El juez federal Ariel Lijo está evaluando la citación a indagatoria para Manuel Adorni en la causa por enriquecimiento ilícito, que investiga los presuntos hechos de corrupción que lo involucran, a partir de la compra de inmuebles y el nivel de consumo en dólares muy por encima de sus ingresos declarados.
Según publicó el portal LPO, la decisión podría producirse esta semana bajo el argumento que “las pruebas contra Adorni son tan contundentes que es inevitable” la indagatoria.
El juez que fuera designado por decreto del presidente Javier Milei, como integrante de la Corte Suprema, sin acuerdo parlamentario –no asumió porque debía renunciar a su cargo como magistrado–, delegó la investigación en el fiscal Gerardo Pollicita.
De acuerdo con la información del mencionado medio nacional, el fiscal podría tomar licencia por tres semanas desde el próximo lunes. Pero antes de irse, según fuentes judiciales, dejaría el pedido de indagatoria notificado ante el juez.
En cualquier caso, la pregunta que circula por pasillos judiciales es si el avance de Lijo implica una demostración acerca de que la secretaria general de la presidencia, Karina Miei, “le soltó la mano” al jefe de Gabinete que acumula gastos por más de 700 mil dólares, una cifra que no cuadra con sus ingresos y su patrimonio declarado.

Como sea, LPO informó que Juan Bautista Mahiques liberó el pliego de Tomás Rodríguez Ponte y sería remitido al Congreso entre lunes y martes de esta semana. Sin embargo, un juez explicó que Lijo y Mahiques habrían acordado que el ascenso de su histórico secretario de juzgado no podía someterse a la negociación que le habrían encargado al funcionario desde Casa Rosada, para aplacar las causas que preocupan a los hermanos Milei. Más concretamente, las causas de Adorni y la de las coimas en la Agencia Nacional de Discapacidad.
De hecho, el propio Adorni se rebajó yendo a visitar a Mahiques a su despacho en el ministerio a fines de abril, para solicitar su auxilio en la causa por enriquecimiento ilícito, que se disparó con el viaje de su esposa Betina Angeletti, en el avión presidencial en el marco de la Argentina Week en Nueva York.
Mahiques habría intentado hacer un puente entre el jefe de Gabinete y Pollicita, pero el fiscal enfureció y cortó la comunicación telefónica.
En simultáneo, Lijo había querido interiorizarse por el estado del pliego de Rodríguez Ponte y Mahiques le habría devuelto la gentileza ensayando la misma reticencia, hasta que durante el último fin de semana el gobierno decidió tramitar los pliegos que reclaman los gobernadores aliados, para avanzar con nombramientos en el Poder Judicial como artilugio para evitar que prosigan las investigaciones por corrupción.

Aunque esa tensión habilitó la especulación acerca de la posibilidad que Lijo frenara el avance de las causas de Andis y Adorni, Mahiques y Rodríguez Ponte trabajaron durante años en el juzgado de Lijo, quien promovió a su ex secretario como responsable de la Dajudeco, la dirección que se encargaba de las escuchas telefónicas, en acuerdo con el juez de la Corte Suprema, Ricardo Lorenzetti.
El candidato de Lijo es considerado, además, un profesional “serio” y un funcionario con una carrera judicial respetable en los pasillos de tribunales.

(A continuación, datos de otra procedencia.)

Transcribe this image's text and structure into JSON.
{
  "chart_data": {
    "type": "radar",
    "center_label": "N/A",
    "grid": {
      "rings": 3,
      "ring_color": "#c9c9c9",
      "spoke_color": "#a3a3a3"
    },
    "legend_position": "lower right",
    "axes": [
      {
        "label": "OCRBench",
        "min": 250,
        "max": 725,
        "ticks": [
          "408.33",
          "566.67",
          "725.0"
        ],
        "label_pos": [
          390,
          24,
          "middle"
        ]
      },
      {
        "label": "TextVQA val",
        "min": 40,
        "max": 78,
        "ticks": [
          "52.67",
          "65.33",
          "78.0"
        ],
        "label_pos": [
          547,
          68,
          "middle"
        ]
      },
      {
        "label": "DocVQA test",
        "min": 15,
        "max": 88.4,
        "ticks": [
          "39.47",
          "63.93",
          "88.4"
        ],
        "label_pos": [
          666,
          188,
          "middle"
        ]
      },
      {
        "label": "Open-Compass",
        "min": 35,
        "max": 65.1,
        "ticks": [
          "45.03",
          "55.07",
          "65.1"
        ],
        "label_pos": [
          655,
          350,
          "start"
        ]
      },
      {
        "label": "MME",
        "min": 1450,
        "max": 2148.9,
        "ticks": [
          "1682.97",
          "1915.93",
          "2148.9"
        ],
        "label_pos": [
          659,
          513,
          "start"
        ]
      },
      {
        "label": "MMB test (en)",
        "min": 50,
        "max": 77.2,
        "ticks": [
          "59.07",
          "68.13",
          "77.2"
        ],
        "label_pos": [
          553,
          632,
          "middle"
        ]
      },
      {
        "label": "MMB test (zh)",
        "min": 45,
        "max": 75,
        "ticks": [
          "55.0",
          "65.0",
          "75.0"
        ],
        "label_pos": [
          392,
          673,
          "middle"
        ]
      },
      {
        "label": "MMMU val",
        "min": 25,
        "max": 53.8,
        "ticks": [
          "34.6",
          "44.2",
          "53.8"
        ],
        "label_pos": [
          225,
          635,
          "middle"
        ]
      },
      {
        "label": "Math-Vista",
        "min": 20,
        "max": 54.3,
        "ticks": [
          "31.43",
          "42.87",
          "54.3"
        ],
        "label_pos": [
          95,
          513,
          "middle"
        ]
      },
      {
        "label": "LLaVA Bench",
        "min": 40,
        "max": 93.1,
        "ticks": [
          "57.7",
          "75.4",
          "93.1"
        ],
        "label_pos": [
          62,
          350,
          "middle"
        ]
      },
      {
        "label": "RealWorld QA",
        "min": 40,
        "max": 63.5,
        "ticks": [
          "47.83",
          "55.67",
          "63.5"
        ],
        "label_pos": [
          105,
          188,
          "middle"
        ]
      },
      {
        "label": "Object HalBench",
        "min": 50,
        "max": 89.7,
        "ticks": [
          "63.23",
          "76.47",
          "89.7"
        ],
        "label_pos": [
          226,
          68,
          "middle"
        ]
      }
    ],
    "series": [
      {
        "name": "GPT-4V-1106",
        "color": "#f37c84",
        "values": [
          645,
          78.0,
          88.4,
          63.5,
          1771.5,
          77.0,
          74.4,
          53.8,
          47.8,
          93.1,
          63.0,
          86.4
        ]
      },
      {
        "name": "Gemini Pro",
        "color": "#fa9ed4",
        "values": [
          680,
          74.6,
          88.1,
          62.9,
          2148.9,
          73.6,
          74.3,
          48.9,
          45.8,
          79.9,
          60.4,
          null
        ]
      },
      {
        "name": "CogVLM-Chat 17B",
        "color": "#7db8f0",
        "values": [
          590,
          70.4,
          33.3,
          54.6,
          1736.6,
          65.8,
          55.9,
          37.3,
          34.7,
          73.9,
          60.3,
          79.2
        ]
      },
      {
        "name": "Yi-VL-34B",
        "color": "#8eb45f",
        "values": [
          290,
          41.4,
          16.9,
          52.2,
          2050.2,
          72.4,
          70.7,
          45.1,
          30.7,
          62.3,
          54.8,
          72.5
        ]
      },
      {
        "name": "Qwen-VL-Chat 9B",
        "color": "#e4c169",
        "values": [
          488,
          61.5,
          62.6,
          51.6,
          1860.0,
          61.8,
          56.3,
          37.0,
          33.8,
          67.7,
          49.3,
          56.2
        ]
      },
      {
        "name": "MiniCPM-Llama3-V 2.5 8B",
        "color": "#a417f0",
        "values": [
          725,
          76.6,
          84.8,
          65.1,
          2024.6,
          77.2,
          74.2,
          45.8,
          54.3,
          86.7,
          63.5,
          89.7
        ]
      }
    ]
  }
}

Por eso, un fiscal que sigue de cerca la situación, negó que Mahiques pudiera utilizar el pliego de Rodríguez Ponte como “elemento de negociación” para cumplirle a Karina contra el asedio judicial.
El eventual desenlace auspicioso para Rodríguez Ponte activaría la alarma total en Casa Rosada, donde ya existe un profundo malestar contra Mahiques por intentar que se diluyan los juicios contra los máximos dirigentes de la AFA, Claudio “Chiqui” Tapia y Pablo Toviggino.